According to Pitt’s deferring admissions website, students can only defer to the same term as their original admission. Swagler said single-semester deferments are granted as well, but on a case-by-case basis and are not as common as full-year deferments. According to Swagler, after being accepted, students can fill out a deferral request form. She said this form is then reviewed by Pitt’s Office of Admissions and Financial Aid, where the request is either approved or denied, depending on if a student pays the enrollment fee on time.

With online classes as a part of Pitt’s [email protected] program and starting the fall semester in the Elevated Risk posture, some incoming first-years said they didn’t want to start their college careers this way. Samantha Alfieri, an intended engineering major, said deferring was a smart option for her because of her high school’s poor transition to online classes in the spring.

“My experience with online classes was not good, and we just weren’t getting anything done,” Alfieri said. “I did not want to spend my first year of college in a similar experience.”

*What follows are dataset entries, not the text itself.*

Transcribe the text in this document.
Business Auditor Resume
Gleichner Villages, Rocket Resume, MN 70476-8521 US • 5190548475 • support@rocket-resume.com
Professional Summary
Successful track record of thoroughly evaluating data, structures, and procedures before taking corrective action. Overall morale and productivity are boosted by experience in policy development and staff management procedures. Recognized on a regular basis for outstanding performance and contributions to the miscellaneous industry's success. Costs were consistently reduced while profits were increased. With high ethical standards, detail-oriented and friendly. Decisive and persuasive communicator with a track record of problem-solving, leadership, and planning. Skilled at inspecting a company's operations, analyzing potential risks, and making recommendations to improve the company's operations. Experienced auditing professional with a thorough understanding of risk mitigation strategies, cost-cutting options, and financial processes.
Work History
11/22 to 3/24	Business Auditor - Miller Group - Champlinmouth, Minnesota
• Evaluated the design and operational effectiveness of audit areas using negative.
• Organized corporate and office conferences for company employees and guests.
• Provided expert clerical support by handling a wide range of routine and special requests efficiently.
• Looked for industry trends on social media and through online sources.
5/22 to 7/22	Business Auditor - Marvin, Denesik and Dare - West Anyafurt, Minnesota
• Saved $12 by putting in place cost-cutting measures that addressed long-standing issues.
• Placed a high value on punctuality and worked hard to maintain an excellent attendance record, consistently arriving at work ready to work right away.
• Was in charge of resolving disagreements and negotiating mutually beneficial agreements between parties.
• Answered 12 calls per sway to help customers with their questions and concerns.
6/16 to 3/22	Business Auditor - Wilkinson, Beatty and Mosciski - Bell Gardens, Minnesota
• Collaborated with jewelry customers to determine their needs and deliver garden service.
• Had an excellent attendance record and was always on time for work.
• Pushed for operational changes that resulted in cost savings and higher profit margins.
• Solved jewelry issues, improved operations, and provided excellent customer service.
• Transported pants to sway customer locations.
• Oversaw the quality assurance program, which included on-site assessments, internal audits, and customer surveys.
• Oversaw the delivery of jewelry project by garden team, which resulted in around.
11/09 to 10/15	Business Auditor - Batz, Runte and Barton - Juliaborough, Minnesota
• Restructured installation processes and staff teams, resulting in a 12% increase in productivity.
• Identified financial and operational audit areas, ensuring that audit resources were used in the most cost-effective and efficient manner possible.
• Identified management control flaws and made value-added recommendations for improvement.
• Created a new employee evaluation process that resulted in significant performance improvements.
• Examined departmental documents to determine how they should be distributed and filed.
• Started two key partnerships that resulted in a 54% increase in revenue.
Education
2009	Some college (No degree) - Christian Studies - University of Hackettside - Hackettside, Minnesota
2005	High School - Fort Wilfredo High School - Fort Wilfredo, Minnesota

Alfieri said it wasn’t just online classes that deterred her from enrolling this semester, but also not being able to explore Pittsburgh and hang out with friends.

“I’ve been out [in Oakland] and I’ve gone to the museums, I’ve hung out in Oakland, and it’s like nice, I enjoy that, and once it looked like that wasn’t going to happen, at least for the first semester, I was starting to be like, this probably won’t be good for me,” Alfieri said.

According to the deferring admission website, students must reapply for financial aid, which may cause students to lose the aid initially awarded to them upon admission. Mairead Clements, an intended business major, said she deferred to save money.

“I was just kind of thinking about it, I was like, you know, this would be the year to stay home, save the money for this year, keep working, you know, and get some more money in your bank account,” Clements said.

Deferred students can take and transfer a maximum of 12 credits at another university during their deferral period, which may prepare them for their enrollment, according to Pitt’s website.

Clements said she takes classes at the Community College of Allegheny County to make the most of her gap year and transfer her credits to Pitt. Besides classes at CCAC, Clements said she also works in retail, which helps save up money for her college education.

“Saving the money was a great choice and, you know, because I’m also making money by having the option to still be working and living at home too and saving up money as well,” Clements said.

While Clements takes courses at CCAC and works, Alfieri decided to join a program at Camp Johnsonburg, her lifelong summer camp, when she heard Pitt was going to be mainly online.

Alfieri said although living at the camp is an adjustment, it’s a good way to spend her gap year.

“Spending a year here doing programming, and hanging out with other people, there are seven of us now, just seemed kind of a good way to spend a chaotic year,” Alfieri said. “So, we’re all living in one of the lodges, and it’s pretty much just us, and just the occasional day or weekend guest, it’s really weird but it’s a lot of fun.”

Alfieri said she recommends making the most of a gap year and to apply to programs or jobs that will allow students to be productive and engaged.

“Looking for a program or a full-time job that you can throw yourself into and be productive and not just kind of be sitting and existing is a huge part of deferring,” Alfieri said, “because I want to do something because I’m young and still have a drive to do it.”